As Iger sees it, temperature checks would be necessary for park visitors to feel safe in a post-coronavirus world that is yet to clear a vaccine. 

“One of the things that we’re discussing already is that in order to return to some semblance of normal, people will have to feel comfortable that they’re safe," Iger said. "Some of that could come in the form ultimately of a vaccine, but in the absence of that it could come from basically, more scrutiny, more restrictions. Just as we now do bag checks for everybody that goes into our parks, it could be that at some point we add a component of that that takes people’s temperatures, as a for-instance."

Iger went on to state that the entertainment juggernaut has been "studying very carefully" the steps that China has taken to restore normalcy. Temperature checks are just part of the deal. "You can’t get on a bus or a subway or a train or enter a high-rise building there—and I’m sure this will be the case when their schools reopen—without having your temperature taken," he said of that country's citizens. 

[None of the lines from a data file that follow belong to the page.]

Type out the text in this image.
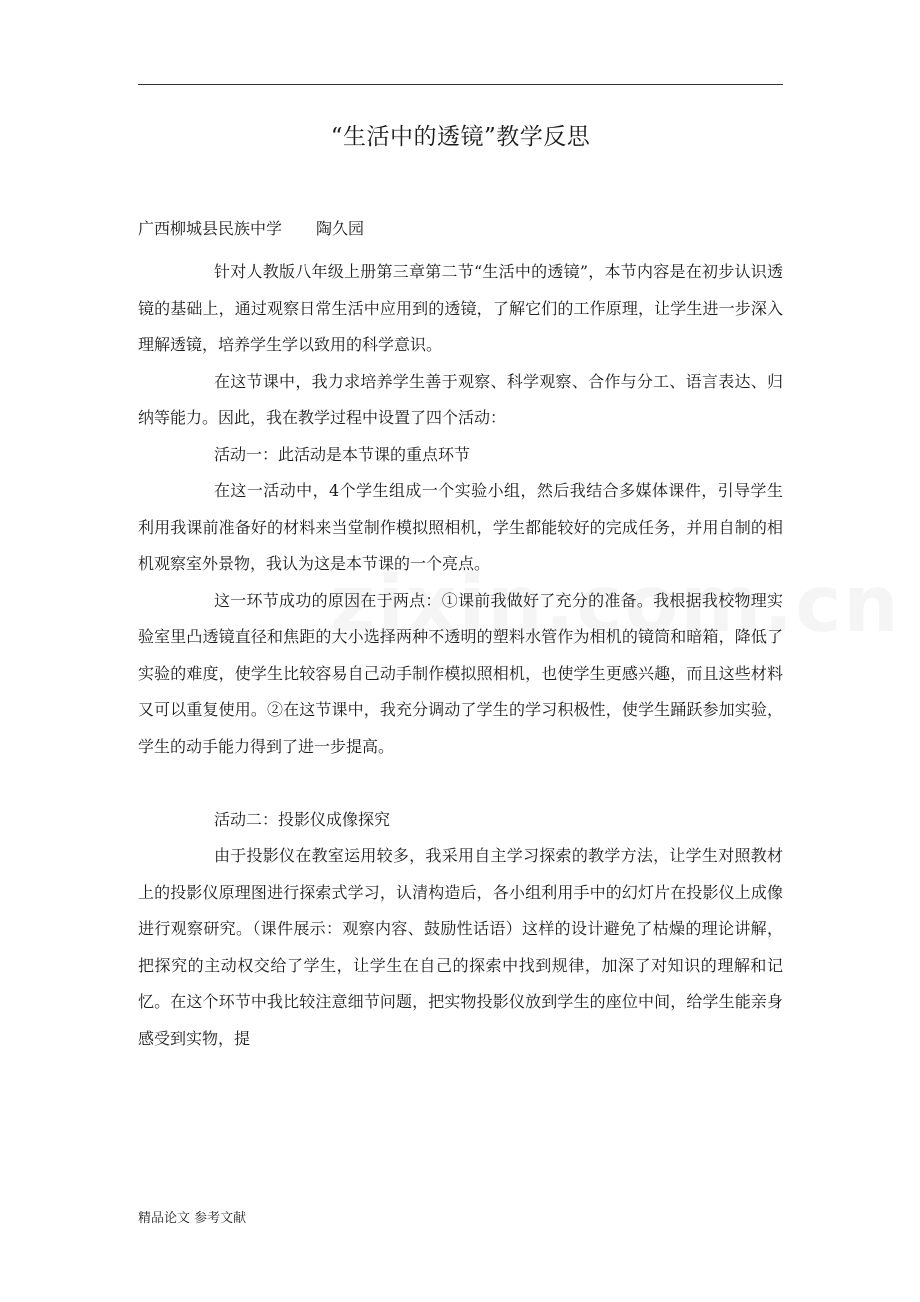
“生活中的透镜”教学反思
广西柳城县民族中学 陶久园

针对人教版八年级上册第三章第二节“生活中的透镜”，本节内容是在初步认识透镜的基础上，通过观察日常生活中应用到的透镜，了解它们的工作原理，让学生进一步深入理解透镜，培养学生学以致用的科学意识。

在这节课中，我力求培养学生善于观察、科学观察、合作与分工、语言表达、归纳等能力。因此，我在教学过程中设置了四个活动：

活动一：此活动是本节课的重点环节

在这一活动中，4个学生组成一个实验小组，然后我结合多媒体课件，引导学生利用我课前准备好的材料来当堂制作模拟照相机，学生都能较好的完成任务，并用自制的相机观察室外景物，我认为这是本节课的一个亮点。

这一环节成功的原因在于两点：①课前我做好了充分的准备。我根据我校物理实验室里凸透镜直径和焦距的大小选择两种不透明的塑料水管作为相机的镜筒和暗箱，降低了实验的难度，使学生比较容易自己动手制作模拟照相机，也使学生更感兴趣，而且这些材料又可以重复使用。②在这节课中，我充分调动了学生的学习积极性，使学生踊跃参加实验，学生的动手能力得到了进一步提高。

活动二：投影仪成像探究

由于投影仪在教室运用较多，我采用自主学习探索的教学方法，让学生对照教材上的投影仪原理图进行探索式学习，认清构造后，各小组利用手中的幻灯片在投影仪上成像进行观察研究。（课件展示：观察内容、鼓励性话语）这样的设计避免了枯燥的理论讲解，把探究的主动权交给了学生，让学生在自己的探索中找到规律，加深了对知识的理解和记忆。在这个环节中我比较注意细节问题，把实物投影仪放到学生的座位中间，给学生能亲身感受到实物，提

精品论文 参考文献
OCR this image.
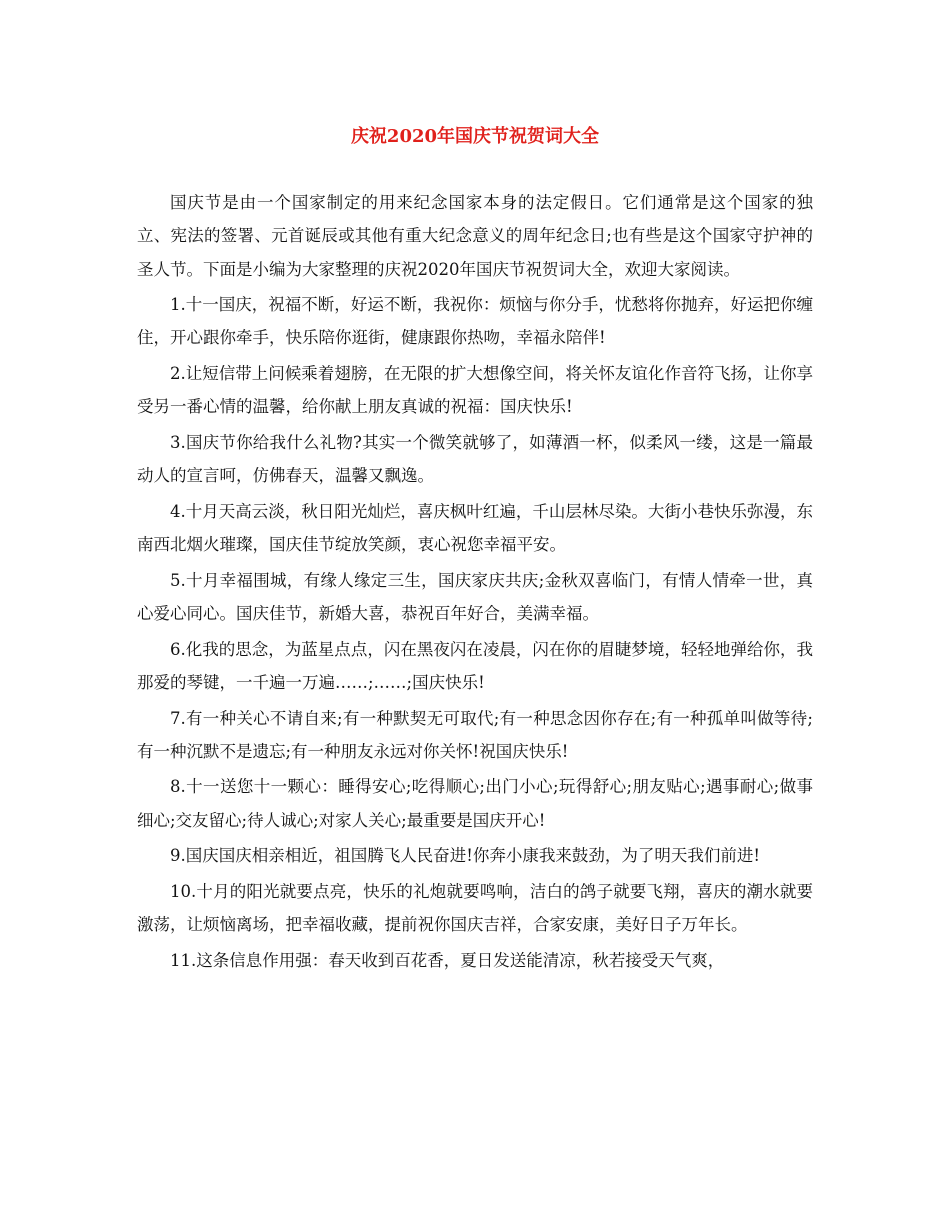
庆祝2020年国庆节祝贺词大全

国庆节是由一个国家制定的用来纪念国家本身的法定假日。它们通常是这个国家的独立、宪法的签署、元首诞辰或其他有重大纪念意义的周年纪念日;也有些是这个国家守护神的圣人节。下面是小编为大家整理的庆祝2020年国庆节祝贺词大全，欢迎大家阅读。

1.十一国庆，祝福不断，好运不断，我祝你：烦恼与你分手，忧愁将你抛弃，好运把你缠住，开心跟你牵手，快乐陪你逛街，健康跟你热吻，幸福永陪伴!

2.让短信带上问候乘着翅膀，在无限的扩大想像空间，将关怀友谊化作音符飞扬，让你享受另一番心情的温馨，给你献上朋友真诚的祝福：国庆快乐!

3.国庆节你给我什么礼物?其实一个微笑就够了，如薄酒一杯，似柔风一缕，这是一篇最动人的宣言呵，仿佛春天，温馨又飘逸。

4.十月天高云淡，秋日阳光灿烂，喜庆枫叶红遍，千山层林尽染。大街小巷快乐弥漫，东南西北烟火璀璨，国庆佳节绽放笑颜，衷心祝您幸福平安。

5.十月幸福围城，有缘人缘定三生，国庆家庆共庆;金秋双喜临门，有情人情牵一世，真心爱心同心。国庆佳节，新婚大喜，恭祝百年好合，美满幸福。

6.化我的思念，为蓝星点点，闪在黑夜闪在凌晨，闪在你的眉睫梦境，轻轻地弹给你，我那爱的琴键，一千遍一万遍……;……;国庆快乐!

7.有一种关心不请自来;有一种默契无可取代;有一种思念因你存在;有一种孤单叫做等待;有一种沉默不是遗忘;有一种朋友永远对你关怀!祝国庆快乐!

8.十一送您十一颗心：睡得安心;吃得顺心;出门小心;玩得舒心;朋友贴心;遇事耐心;做事细心;交友留心;待人诚心;对家人关心;最重要是国庆开心!

9.国庆国庆相亲相近，祖国腾飞人民奋进!你奔小康我来鼓劲，为了明天我们前进!

10.十月的阳光就要点亮，快乐的礼炮就要鸣响，洁白的鸽子就要飞翔，喜庆的潮水就要激荡，让烦恼离场，把幸福收藏，提前祝你国庆吉祥，合家安康，美好日子万年长。

11.这条信息作用强：春天收到百花香，夏日发送能清凉，秋若接受天气爽，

Iger went on to state that this potential new normal be an adjustement that we (eventually) no longer find intrusive. To support that argument he pointed out how 9/11 beefed up security procedures, and how everyone now just kind of shrugs and accepts those. “So we’ve asked ourselves the question, let’s prepare for a world where our customers demand that we scrutinize everybody. Even if it creates a little bit of hardship, like it takes a little bit longer for people to get in," he said. "Just as the case after 9/11 where people ultimately lived with the notion that in order for them to enter a building, if you’re in an office building you have to show a picture ID or get your picture taken and be screened. Or in order to enter a park you have to put your bags out there to be checked and you go through some kind of metal detector. Or certainly what’s going on in airports with the TSA.”

This consideration of temperature checks seems like good information to be armed with when planning your next vacation. In order to enjoy things like you would have pre-March 14, simply decide not to have a fever that week. Easy workaround.